We used the ToAD system to analyze 20% human serum spiked with N protein to determine the feasibility of the El-ISA for clinical applications. Figure shows residual anti-N protein Ab concentrations at 60 min. The spiked serum did not interfere with the El-ISA, indicating excellent potential for analyzing clinical samples. These results supported our primary claim regarding the El-ISA because eliminating impurities allowed measurements of detection antibody admittance without interference.

Figure 7

Specificity of the El-ISA determined in 20% human serum spiked with N protein. Concentrations of spiked N protein: 0, 0.1, 0.5, 1, and 10 ng/mL.
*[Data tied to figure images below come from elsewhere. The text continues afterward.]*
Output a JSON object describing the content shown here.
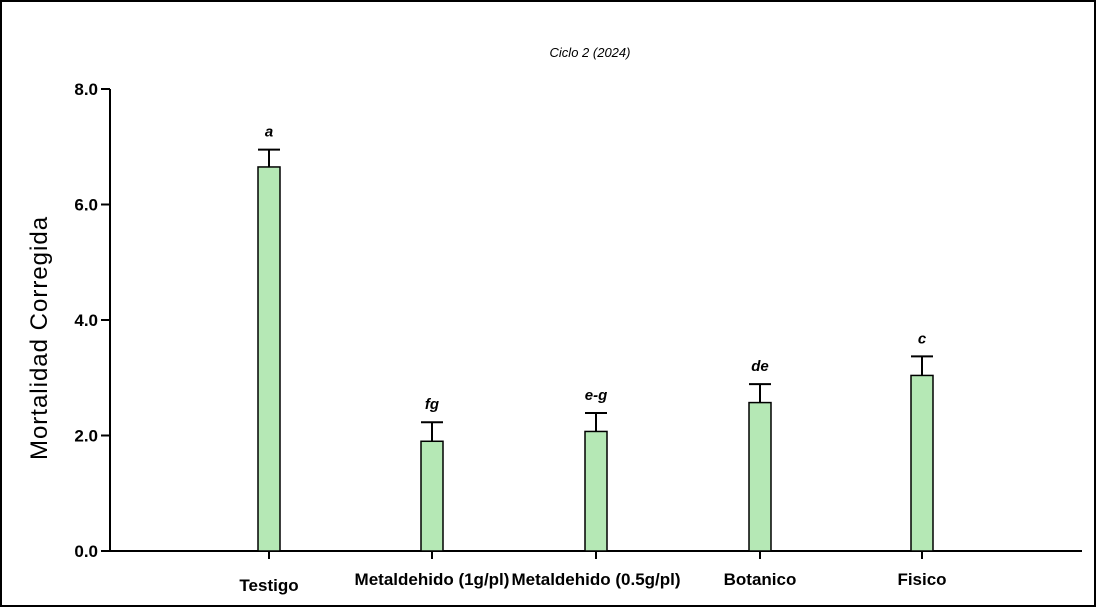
{
  "chart_data": {
    "type": "bar",
    "title": "Ciclo 2 (2024)",
    "xlabel": "",
    "ylabel": "Mortalidad Corregida",
    "ylim": [
      0,
      8
    ],
    "yticks": [
      "0.0",
      "2.0",
      "4.0",
      "6.0",
      "8.0"
    ],
    "ytick_values": [
      0,
      2,
      4,
      6,
      8
    ],
    "categories": [
      "Testigo",
      "Metaldehido (1g/pl)",
      "Metaldehido (0.5g/pl)",
      "Botanico",
      "Fisico"
    ],
    "values": [
      6.65,
      1.9,
      2.07,
      2.57,
      3.04
    ],
    "errors": [
      0.3,
      0.33,
      0.32,
      0.32,
      0.33
    ],
    "significance_letters": [
      "a",
      "fg",
      "e-g",
      "de",
      "c"
    ],
    "grid": false,
    "legend": "none",
    "colors": {
      "bar_fill": "#b5e8b5",
      "bar_stroke": "#000000"
    }
  }
}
FIA of the N Protein of SARS-CoV-2

We investigated the reliability of the N protein results of the ToAD system using FIAs to detect antibody on the bottoms of microwells (Figure a). After the sandwich assay, the fluorescently labeled detection antibody was quantified using the SpectraMax i3x microplate reader. The fluorescence intensity emitted by the S protein was not significant; however, that emitted by the N protein was linear and concentration-dependent (Figure b,c). This association was also linear in 20% human serum spiked with N protein (Figure d). These results confirmed that our immunoassay system can be applied to clinical analyses.

Figure 8

FIA of the N protein to cross-validate ToAD specificity. (a) Procedure for N protein detection by the FIA. (b) N and S proteins determined by the FIA. (c) Fluorescence intensity according to N protein concentrations. (d) FIA in 20% human serum spiked with various N protein concentrations.

Conclusions

We designed a real-time system to monitor and detect the N protein of SARS-CoV-2 by combining the El-ISA with ToAD. We optimized the measurement frequency, electrode regeneration, and the blocking method before detecting the N protein using our label-free El-ISA with an LOD of 0.1 ng/mL, a range extending to 10 ng/mL, and minimal cross-reactivity with S protein. The assay also detected the N protein in spiked 20% human serum. Our FIA data also confirmed that our system was sensitive and specific for detecting the N protein. Moreover, the ToAD system can detect individual electrochemical signals in 96-well plates in real time. This novel El-ISA combined with ToAD is an economical, rapid, convenient system that is simple to operate. We therefore envision that this combination could serve not only as a cost-effective, large-scale test for detection of SARS-CoV-2 but also as a general platform for the real-time measurement of other biomolecules in clinical samples.